De middelen uit het Participatiebudget zullen onderdeel vormen van dit deelfonds.

De wetgeving biedt het inhoudelijk en financieel kader voor partijen om aan de slag te gaan met de uitvoering van de Participatiewet. De wetgeving bepaalt immers de doelgroep van de wet en biedt de bijbehorende instrumenten (zoals loonkostensubsidie en beschut werk) om mensen aan het werk te helpen. Het kabinet werkt aan een nieuwe, integrale verdeelsystematiek voor het Participatiebudget die vanaf 2015 kan worden toegepast, en die overeenkomstig de motie Heerma1 rekening houdt met regionale verschillen Het betreft middelen voor re-integratie, beschut werk alsook volwasseneneducatie.

Door de Participatiewet zullen de uitgaven minder snel oplopen. De uitgaven aan Wajong, WWB en Wsw bedragen momenteel bijna 11 miljard euro. Zonder maatregelen zou het budget groeien tot 13,5 miljard euro in de structurele situatie. Met de Participatiewet groeien de uitgaven nog steeds, maar het effect is dat de uitgaven op lange termijn 1,7 miljard euro lager zullen liggen. Met de Participatiewet en de afspraken in het sociaal akkoord daarover maken we het stelsel activerender, waardoor minder mensen een beroep hoeven te doen op een uitkering.
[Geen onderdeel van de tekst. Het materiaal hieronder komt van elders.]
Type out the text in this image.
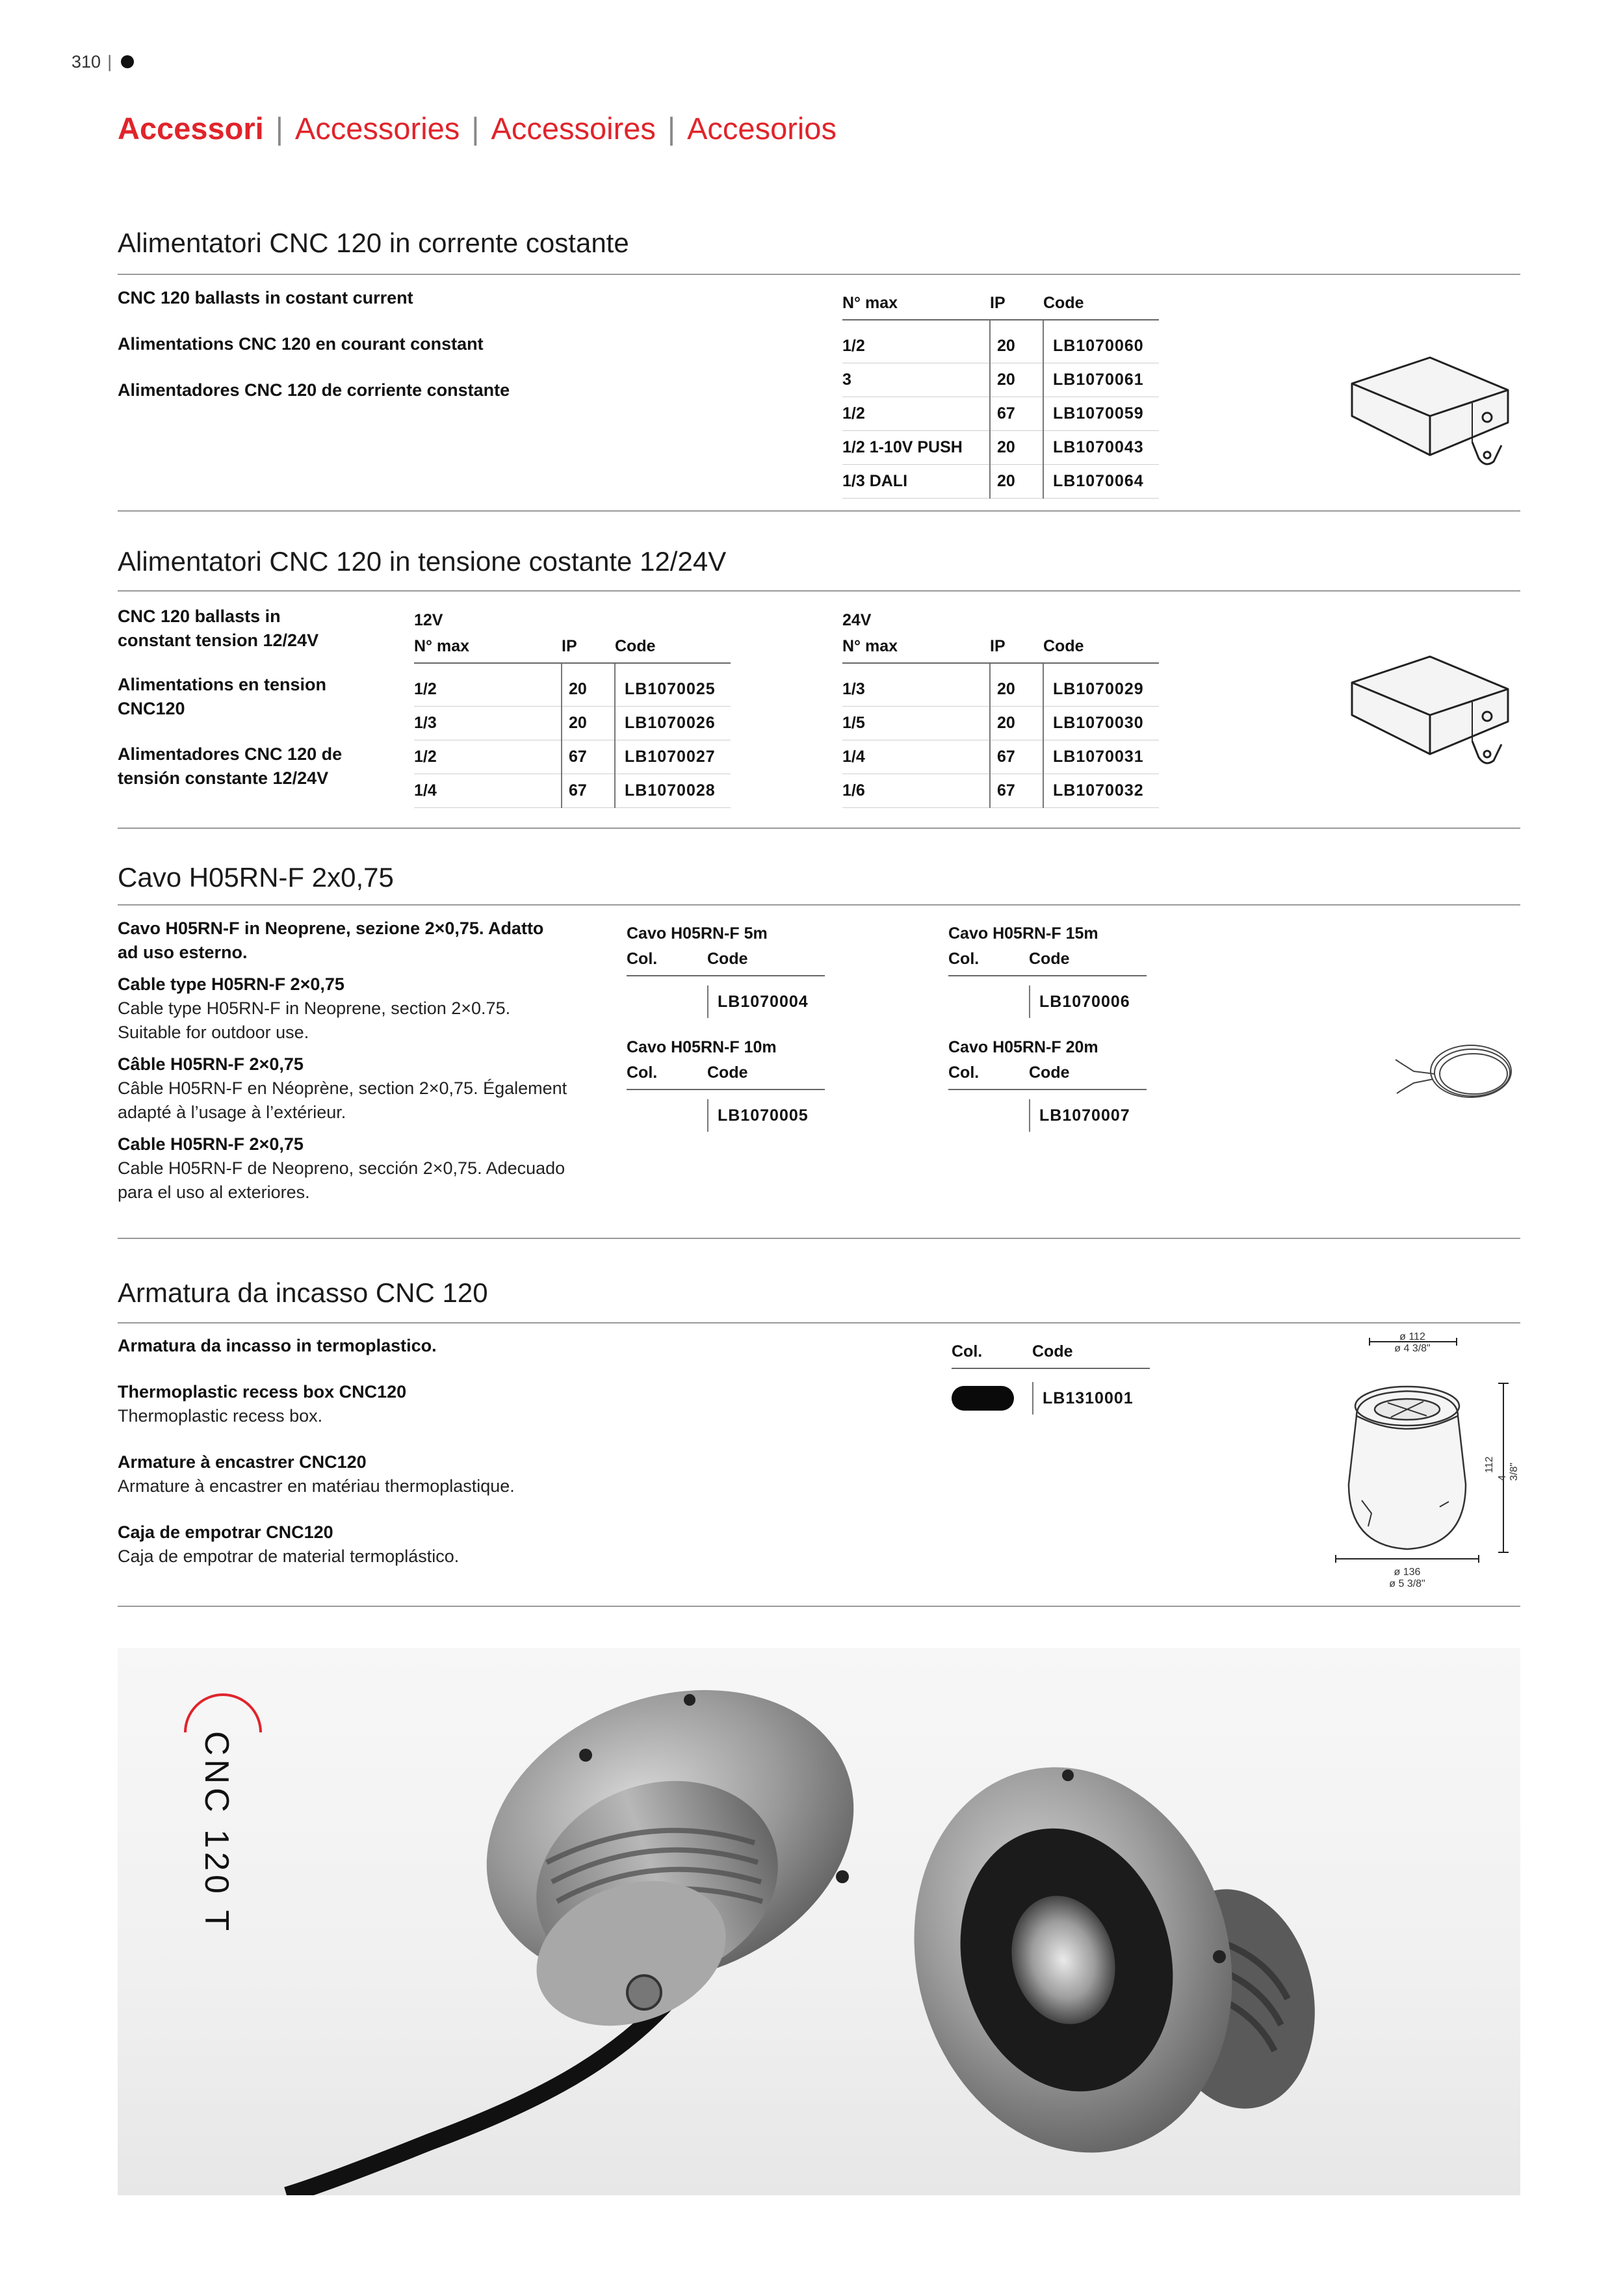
310 |
Accessori | Accessories | Accessoires | Accesorios
Alimentatori CNC 120 in corrente costante
CNC 120 ballasts in costant current
Alimentations CNC 120 en courant constant
Alimentadores CNC 120 de corriente constante
N° max	IP	Code
1/2	20	LB1070060
3	20	LB1070061
1/2	67	LB1070059
1/2 1-10V PUSH	20	LB1070043
1/3 DALI	20	LB1070064
Alimentatori CNC 120 in tensione costante 12/24V
CNC 120 ballasts in constant tension 12/24V
Alimentations en tension CNC120
Alimentadores CNC 120 de tensión constante 12/24V
12V
N° max	IP	Code
1/2	20	LB1070025
1/3	20	LB1070026
1/2	67	LB1070027
1/4	67	LB1070028
24V
N° max	IP	Code
1/3	20	LB1070029
1/5	20	LB1070030
1/4	67	LB1070031
1/6	67	LB1070032
Cavo H05RN-F 2x0,75
Cavo H05RN-F in Neoprene, sezione 2×0,75. Adatto ad uso esterno.
Cable type H05RN-F 2×0,75
Cable type H05RN-F in Neoprene, section 2×0.75. Suitable for outdoor use.
Câble H05RN-F 2×0,75
Câble H05RN-F en Néoprène, section 2×0,75. Également adapté à l’usage à l’extérieur.
Cable H05RN-F 2×0,75
Cable H05RN-F de Neopreno, sección 2×0,75. Adecuado para el uso al exteriores.
Cavo H05RN-F 5m
Col.	Code
LB1070004
Cavo H05RN-F 15m
Col.	Code
LB1070006
Cavo H05RN-F 10m
Col.	Code
LB1070005
Cavo H05RN-F 20m
Col.	Code
LB1070007
Armatura da incasso CNC 120
Armatura da incasso in termoplastico.
Thermoplastic recess box CNC120
Thermoplastic recess box.
Armature à encastrer CNC120
Armature à encastrer en matériau thermoplastique.
Caja de empotrar CNC120
Caja de empotrar de material termoplástico.
Col.	Code
LB1310001
ø 112
ø 4 3/8"
112
4 3/8"
ø 136
ø 5 3/8"
CNC 120 T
Ik streef naar een breed maatschappelijk en politiek draagvlak voor de Participatiewet en kijk uit naar de parlementaire behandeling van de wetgeving. Ik zou het op prijs stellen als de behandeling in uw Kamer in het vroege voorjaar van 2014 kan plaatsvinden, zodat het mogelijk is dat de Eerste Kamer de wetgeving voor het zomerreces kan behandelen. Dit is van belang om gemeenten en andere partijen die zijn betrokken bij de uitvoering in staat te stellen om zich goed voor te bereiden op de Participatiewet.
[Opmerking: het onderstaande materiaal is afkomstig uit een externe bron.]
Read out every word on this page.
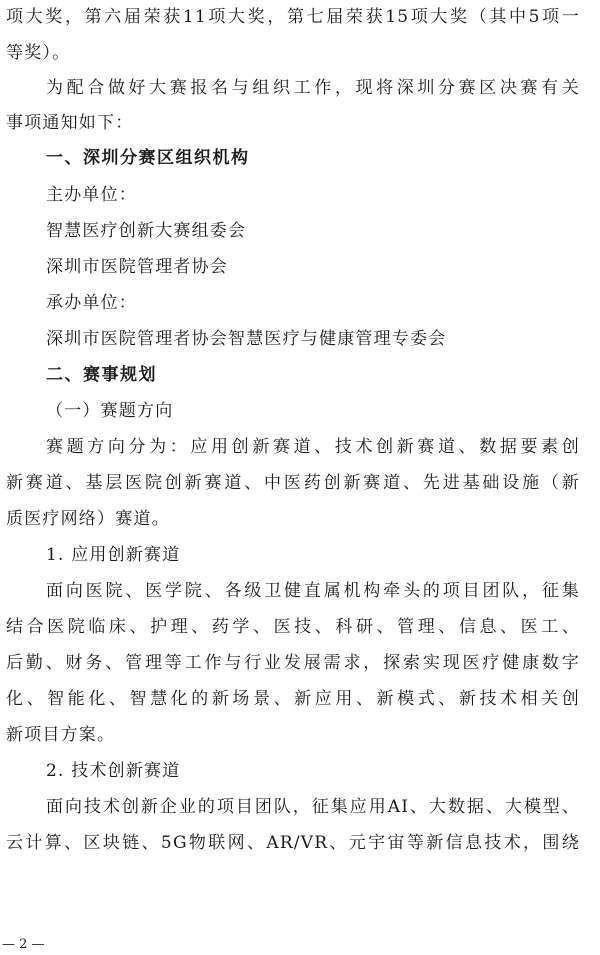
项大奖，第六届荣获11项大奖，第七届荣获15项大奖（其中5项一
等奖）。
为配合做好大赛报名与组织工作，现将深圳分赛区决赛有关
事项通知如下：
一、深圳分赛区组织机构
主办单位：
智慧医疗创新大赛组委会
深圳市医院管理者协会
承办单位：
深圳市医院管理者协会智慧医疗与健康管理专委会
二、赛事规划
（一）赛题方向
赛题方向分为：应用创新赛道、技术创新赛道、数据要素创
新赛道、基层医院创新赛道、中医药创新赛道、先进基础设施（新
质医疗网络）赛道。
1. 应用创新赛道
面向医院、医学院、各级卫健直属机构牵头的项目团队，征集
结合医院临床、护理、药学、医技、科研、管理、信息、医工、
后勤、财务、管理等工作与行业发展需求，探索实现医疗健康数字
化、智能化、智慧化的新场景、新应用、新模式、新技术相关创
新项目方案。
2. 技术创新赛道
面向技术创新企业的项目团队，征集应用AI、大数据、大模型、
云计算、区块链、5G物联网、AR/VR、元宇宙等新信息技术，围绕
— 2 —
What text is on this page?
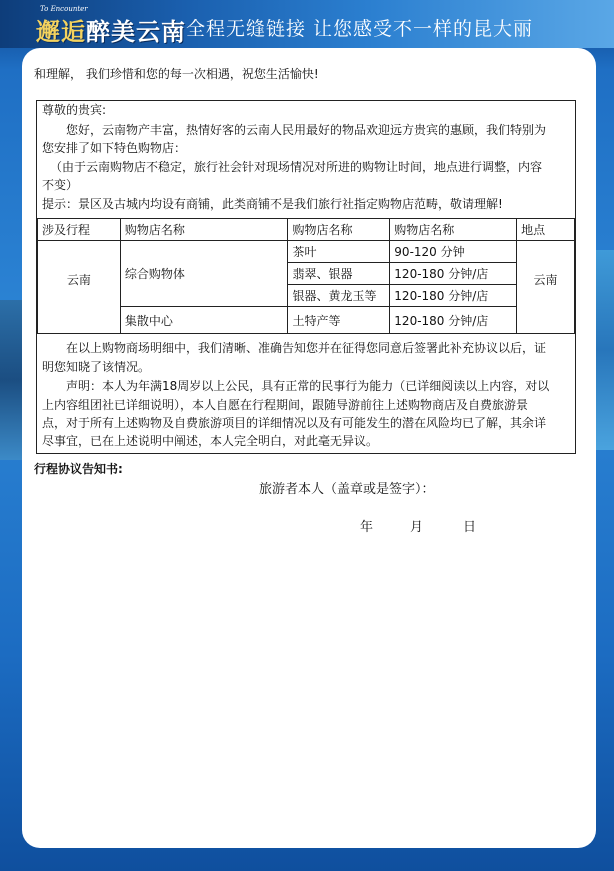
To Encounter
邂逅醉美云南 全程无缝链接 让您感受不一样的昆大丽
和理解， 我们珍惜和您的每一次相遇，祝您生活愉快!
尊敬的贵宾:
您好，云南物产丰富，热情好客的云南人民用最好的物品欢迎远方贵宾的惠顾，我们特别为
您安排了如下特色购物店：
（由于云南购物店不稳定，旅行社会针对现场情况对所进的购物让时间，地点进行调整，内容
不变）
提示：景区及古城内均设有商铺，此类商铺不是我们旅行社指定购物店范畴，敬请理解!
涉及行程	购物店名称	购物店名称	购物店名称	地点
云南	综合购物体	茶叶	90-120 分钟	云南
		翡翠、银器	120-180 分钟/店	
		银器、黄龙玉等	120-180 分钟/店	
	集散中心	土特产等	120-180 分钟/店	
在以上购物商场明细中，我们清晰、准确告知您并在征得您同意后签署此补充协议以后，证
明您知晓了该情况。
声明：本人为年满18周岁以上公民，具有正常的民事行为能力（已详细阅读以上内容，对以
上内容组团社已详细说明），本人自愿在行程期间，跟随导游前往上述购物商店及自费旅游景
点，对于所有上述购物及自费旅游项目的详细情况以及有可能发生的潜在风险均已了解，其余详
尽事宜，已在上述说明中阐述，本人完全明白，对此毫无异议。
行程协议告知书:
旅游者本人（盖章或是签字）：
年	月	日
Om het doel van de Participatiewet te realiseren, is vanzelfsprekend meer nodig dan alleen wetgeving. Er is sprake van een majeure wijziging die aanzienlijke inspanningen vraagt van de mensen om wie het gaat, van gemeenten, sociale partners, sw-bedrijven en UWV. Het is van groot belang dat deze partijen vanuit ieders eigen verantwoordelijkheid tot een goede samenwerking komen. Alleen dan kan bovenstaande doelstelling met succes worden gerealiseerd. Een belangrijk gremium hiervoor is de Werkkamer. Hierin zijn gemeenten en sociale partners en SZW (als adviserend lid) met elkaar in overleg over de uitvoering van de Participatiewet en de vorming van regionale Werkbedrijven in het bijzonder. Ook is een zorgvuldige implementatie van de nieuwe wet belangrijk. Daarover ben ik onder meer in gesprek met de Programmaraad (een samenwerking van VNG, UWV, Cedris en Divosa). Uiteraard betrek ik ook de Landelijke Cliëntenraad bij de voorbereiding en implementatie van de Participatiewet.
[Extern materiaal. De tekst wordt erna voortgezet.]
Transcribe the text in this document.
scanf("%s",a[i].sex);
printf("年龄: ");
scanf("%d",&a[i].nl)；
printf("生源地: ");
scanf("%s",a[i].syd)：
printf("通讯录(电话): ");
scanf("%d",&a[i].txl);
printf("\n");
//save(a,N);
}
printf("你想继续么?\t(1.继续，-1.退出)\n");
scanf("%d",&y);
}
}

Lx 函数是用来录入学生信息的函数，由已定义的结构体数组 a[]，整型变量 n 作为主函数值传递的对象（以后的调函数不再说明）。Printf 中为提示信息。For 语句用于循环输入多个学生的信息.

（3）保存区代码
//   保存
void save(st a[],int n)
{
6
Tijdens het AO van 10 oktober 2013 heb ik u toegezegd u over de volgende onderwerpen nader te informeren:

  • 1) De Werkkamer. Ik heb toegezegd u nader te informeren over de stand van zaken van het overleg in de Werkkamer tussen gemeenten en sociale partners. De Werkkamer heeft immers een belangrijke rol bij de praktische invulling van de 35 regionale Werkbedrijven die in het sociaal akkoord zijn afgesproken. Op een aantal belangrijke thema’s zijn goede stappen gezet die nu verder worden uitgewerkt in de Werkkamer.

  • 2) De baanafspraak en de Quotumwet. U ontvangt, zoals toegezegd, nadere informatie over de ontwikkelingen rondom de afspraak over de 125.000 extra banen (100.000 in de marktsector en 25.000 bij de overheid) en het quotum (als «stok achter de deur»). Om van de Participatiewet een succes te maken, is het van belang dat er meer arbeidsplaatsen bij reguliere werkgevers komen voor mensen met een beperking.

  • 3) Monitor en evaluatie Participatiewet. De stelselverantwoordelijkheid van de bewindslieden van SZW vraagt om een landelijk beeld van de resultaten die gemeenten bereiken. In het algemene deel van de toelichting bij de nota van wijziging wordt in hoofdstuk 3 hier nader op ingegaan. Daar wordt ook ingegaan op het instrumentarium waarover de Minister van SZW beschikt om eventueel in te grijpen. Tijdens het AO van 10 oktober 2013 vroeg de heer Klaver aandacht voor de monitoring en evaluatie van de Participatiewet. Met deze brief stuur ik u het plan van aanpak toe voor het monitoren en het evalueren van de Participatiewet (bijlage 1)2.

  • 4) Wajong. De heer Van Weyenberg heeft tijdens het AO van 10 oktober 2013 verzocht een vergelijking te maken tussen de positie van het zittend bestand Wajongers onder het initiële wetsvoorstel Werken naar Vermogen (de WWNV) en hoe die is bij de Participatiewet. Hierover treft u nadere informatie aan in bijlage 23. In deze bijlage is tevens vermeld hoe met personen die tijdelijk geen arbeidsvermogen hebben wordt omgegaan. Op de vormgeving van de overgang van Wajongers met arbeidsvermogen naar gemeenten wordt in hoofdstuk 7 van het algemeen deel van de toelichting op de nota van wijziging uitgebreid ingegaan.

Hieronder treft u per onderwerp nadere informatie aan.

Voortgang Werkkamer

Doel Werkkamer

De oprichting van de Werkkamer is een initiatief van de VNG en de sociale partners. Zij hebben in maart van dit jaar een intentieverklaring ondertekend om periodiek met elkaar te overleggen met als doel te komen tot een goed functionerende regionale arbeidsmarkt. De inzet van dit initiatief is om het landelijke, regionale en sectorale arbeidsmarktbeleid goed op elkaar af te stemmen.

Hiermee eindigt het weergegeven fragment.